Tag1 is a consulting company that does a lot of web development. Much of their work is with the Drupal open source content management system. Drupal has an active and vibrant user community around the world that gets together online and in person – at the popular DrupalCon conference series. But the developers, designers, and webmasters at Tag1 realized the Drupal community was missing something important: a magazine. Although they had no previous experience in publishing, Tag1 launched Drupal Watchdog, a print magazine for the whole Drupal community. Drupal Watchdog covered the whole spectrum of the Drupal experience, from design, to development, to daily tasks, to the management and marketing that surrounds the web content industry – and the emphasis was on the whole community. Drupal Watchdog had authors, and even advertisers, who worked for other consulting companies, but the Tag1 team wanted to reach everyone. Drupal Watchdog quickly became a favorite at the DrupalCon Conference, and readers subscribed and signed up for back issues through the Drupal Watchdog website.

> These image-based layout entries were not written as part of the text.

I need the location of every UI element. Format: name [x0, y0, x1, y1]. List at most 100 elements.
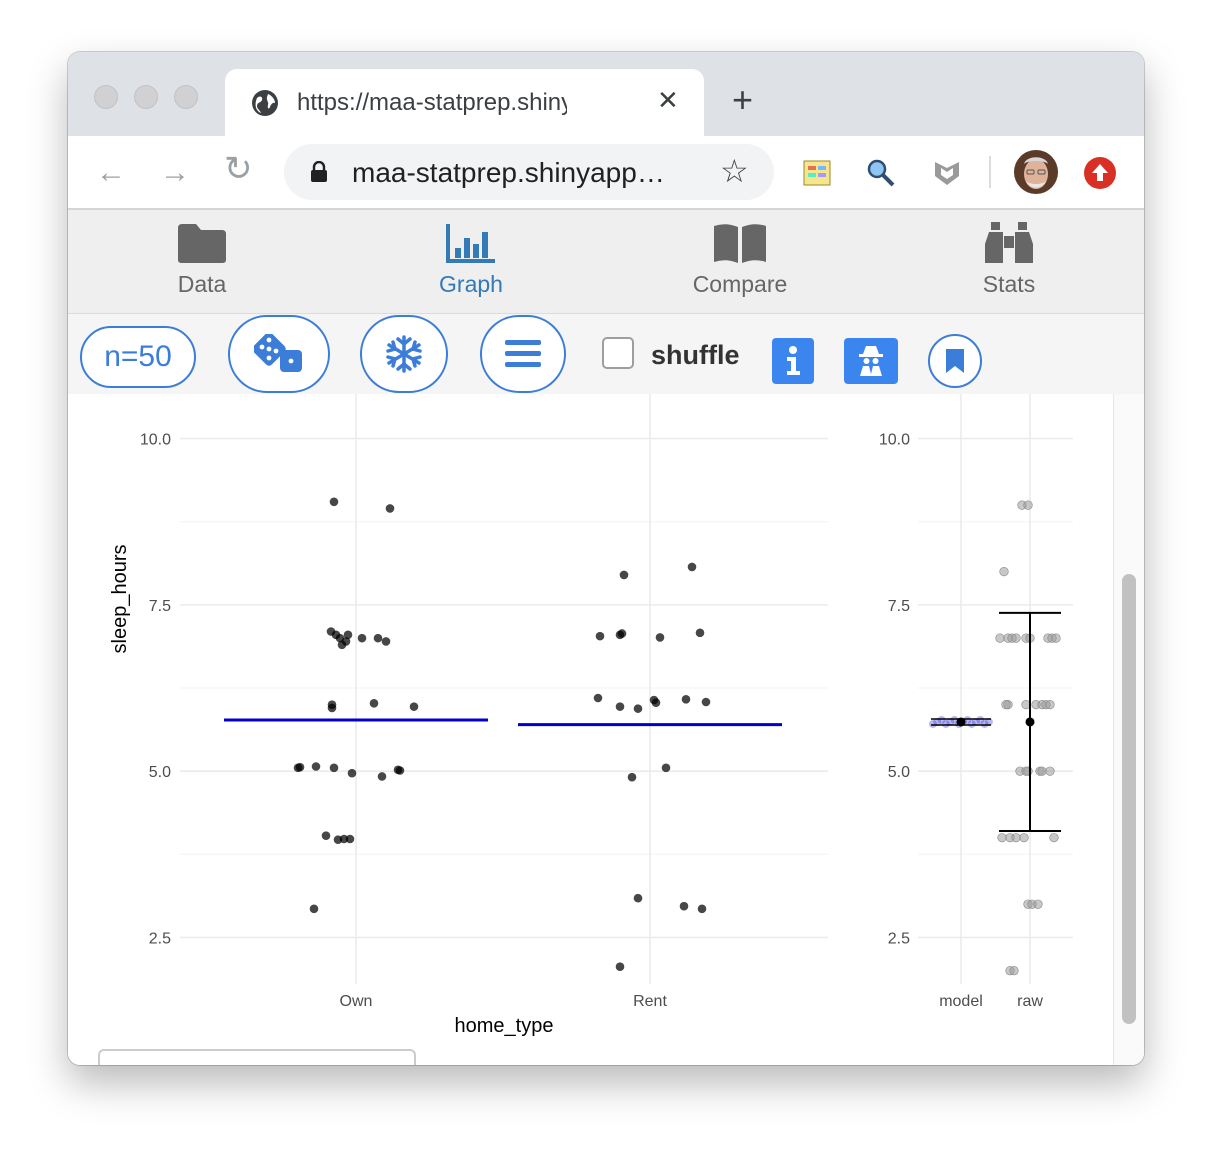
data-point	[329, 497, 339, 507]
right-scrollbar-track[interactable]	[1113, 394, 1144, 1065]
data-point	[409, 702, 419, 711]
nav-item-data[interactable]: Data	[132, 222, 272, 298]
data-point	[311, 762, 321, 771]
avatar[interactable]	[1014, 150, 1058, 194]
data-point	[345, 834, 355, 844]
model-point	[937, 715, 946, 724]
notes-extension-icon[interactable]	[802, 158, 832, 188]
magnifier-extension-icon[interactable]	[866, 158, 896, 188]
model-mean-point	[956, 717, 966, 727]
data-point	[377, 772, 387, 781]
y-tick-label: 7.5	[888, 598, 910, 615]
browser-toolbar: ← → ↻ maa-statprep.shinyapp… ☆	[68, 136, 1144, 210]
raw-point	[1045, 700, 1055, 710]
bookmark-button[interactable]	[928, 334, 982, 388]
x-tick-label: raw	[1017, 993, 1043, 1010]
shield-extension-icon[interactable]	[932, 158, 962, 188]
y-tick-label: 10.0	[140, 432, 171, 449]
model-point	[933, 717, 942, 726]
data-point	[619, 570, 629, 580]
data-point	[593, 693, 603, 703]
tab-title: https://maa-statprep.shinyapps.io	[297, 89, 567, 116]
raw-point	[1011, 833, 1021, 843]
spy-button[interactable]	[844, 338, 898, 384]
menu-button[interactable]	[480, 315, 566, 393]
model-raw-chart: 2.5 5.0 7.5 10.0 model raw	[879, 394, 1073, 1010]
x-axis-label: home_type	[455, 1015, 554, 1037]
model-point	[980, 719, 989, 728]
data-point	[381, 637, 391, 646]
snowflake-icon	[386, 335, 422, 373]
model-point	[984, 717, 993, 726]
nav-label-stats: Stats	[982, 271, 1036, 297]
data-point	[373, 633, 383, 643]
back-button[interactable]: ←	[96, 156, 126, 189]
nav-item-compare[interactable]: Compare	[670, 222, 810, 298]
bookmark-star-icon[interactable]: ☆	[720, 153, 749, 189]
data-point	[343, 630, 353, 640]
raw-point	[999, 567, 1009, 577]
raw-point	[1033, 899, 1043, 909]
plot-area: 2.5 5.0 7.5 10.0 Own Rent home_type sleep_hours…	[68, 394, 1113, 1065]
zoom-window-button[interactable]	[174, 85, 198, 109]
nav-item-stats[interactable]: Stats	[939, 222, 1079, 298]
forward-button[interactable]: →	[160, 156, 190, 189]
x-tick-label: Own	[340, 993, 373, 1010]
data-point	[681, 695, 691, 704]
resample-button[interactable]	[228, 315, 330, 393]
data-point	[679, 901, 689, 911]
sample-size-button[interactable]: n=50	[80, 326, 196, 388]
y-axis-label: sleep_hours	[109, 545, 131, 654]
bottom-panel	[98, 1049, 416, 1065]
tab-strip: https://maa-statprep.shinyapps.io ✕ +	[68, 52, 1144, 136]
shuffle-checkbox[interactable]	[602, 337, 634, 369]
close-window-button[interactable]	[94, 85, 118, 109]
nav-label-data: Data	[177, 271, 227, 297]
data-point	[357, 633, 367, 643]
address-bar[interactable]: maa-statprep.shinyapp… ☆	[284, 144, 774, 200]
data-point	[627, 772, 637, 782]
y-tick-label: 5.0	[149, 764, 171, 781]
data-point	[695, 628, 705, 638]
info-icon	[787, 346, 800, 375]
minimize-window-button[interactable]	[134, 85, 158, 109]
data-point	[337, 640, 347, 650]
data-point	[633, 893, 643, 903]
raw-point	[1019, 833, 1029, 843]
x-tick-label: model	[939, 993, 983, 1010]
reload-button[interactable]: ↻	[224, 150, 253, 188]
data-point	[701, 697, 711, 707]
book-icon	[714, 224, 766, 263]
raw-point	[997, 833, 1007, 843]
model-point	[972, 717, 980, 726]
freeze-button[interactable]	[360, 315, 448, 393]
toolbar-divider	[989, 156, 991, 188]
spy-icon	[859, 346, 883, 376]
data-point	[633, 704, 643, 713]
model-point	[950, 715, 959, 724]
tab-close-icon[interactable]: ✕	[657, 85, 679, 115]
y-tick-label: 5.0	[888, 764, 910, 781]
nav-item-graph[interactable]: Graph	[401, 222, 541, 298]
new-tab-button[interactable]: +	[732, 79, 754, 120]
data-point	[655, 633, 665, 642]
model-point	[946, 717, 955, 726]
model-point	[929, 719, 937, 728]
browser-window: https://maa-statprep.shinyapps.io ✕ + ← …	[68, 52, 1144, 1065]
url-text: maa-statprep.shinyapp…	[352, 157, 665, 188]
nav-label-graph: Graph	[439, 271, 503, 297]
dice-icon	[254, 334, 302, 372]
sample-size-label: n=50	[104, 340, 172, 373]
info-button[interactable]	[772, 338, 814, 384]
y-tick-label: 7.5	[149, 598, 171, 615]
update-icon[interactable]	[1083, 156, 1117, 190]
browser-tab[interactable]: https://maa-statprep.shinyapps.io ✕	[225, 69, 704, 136]
model-point	[976, 715, 985, 724]
raw-point	[995, 633, 1005, 643]
data-point	[687, 562, 697, 572]
scrollbar-thumb[interactable]	[1122, 574, 1136, 1024]
data-point	[615, 962, 625, 972]
shuffle-label: shuffle	[651, 340, 740, 370]
data-point	[293, 763, 303, 773]
raw-point	[1051, 633, 1061, 643]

After 10 semi-annual issues, Tag1 realized Drupal Watchdog was ready for a change. A company that was only interested in narrow, short-term goals could have stopped publishing right then. They were, after all, a company of consultants, not editors and publishers. They also could have sold off all the pieces, as the management textbooks would probably have advised them to do: maximize the return by liquidating the mailing list, the newsletter names, and the website. But Tag1 wanted Drupal Watchdog to keep growing and flourishing. So they went to extra effort and expense to find a professional publishing company that understood the open source community and help Drupal Watchdog reach a new audience of readers around the world.
And that company is … our company: Linux New Media, publishers of Linux Magazine, Linux Pro Magazine, Ubuntu User, and other publications that serve the FOSS community. We're proud to welcome Drupal Watchdog to the Linux New Media family and excited to consider all the synergies we'll stir up with the Drupal community as we make Drupal Watchdog into a regular quarterly and send it out through our global distribution network.
If we succeed with our efforts to take Drupal Watchdog to the next level, it will help the whole Drupal community, which will, in turn, help Tag1 and all other Drupal consultants. You and I know it, and Tag1 knows it: Community works! We'll just have to be patient and wait for those old-school authors of the management textbooks to catch up.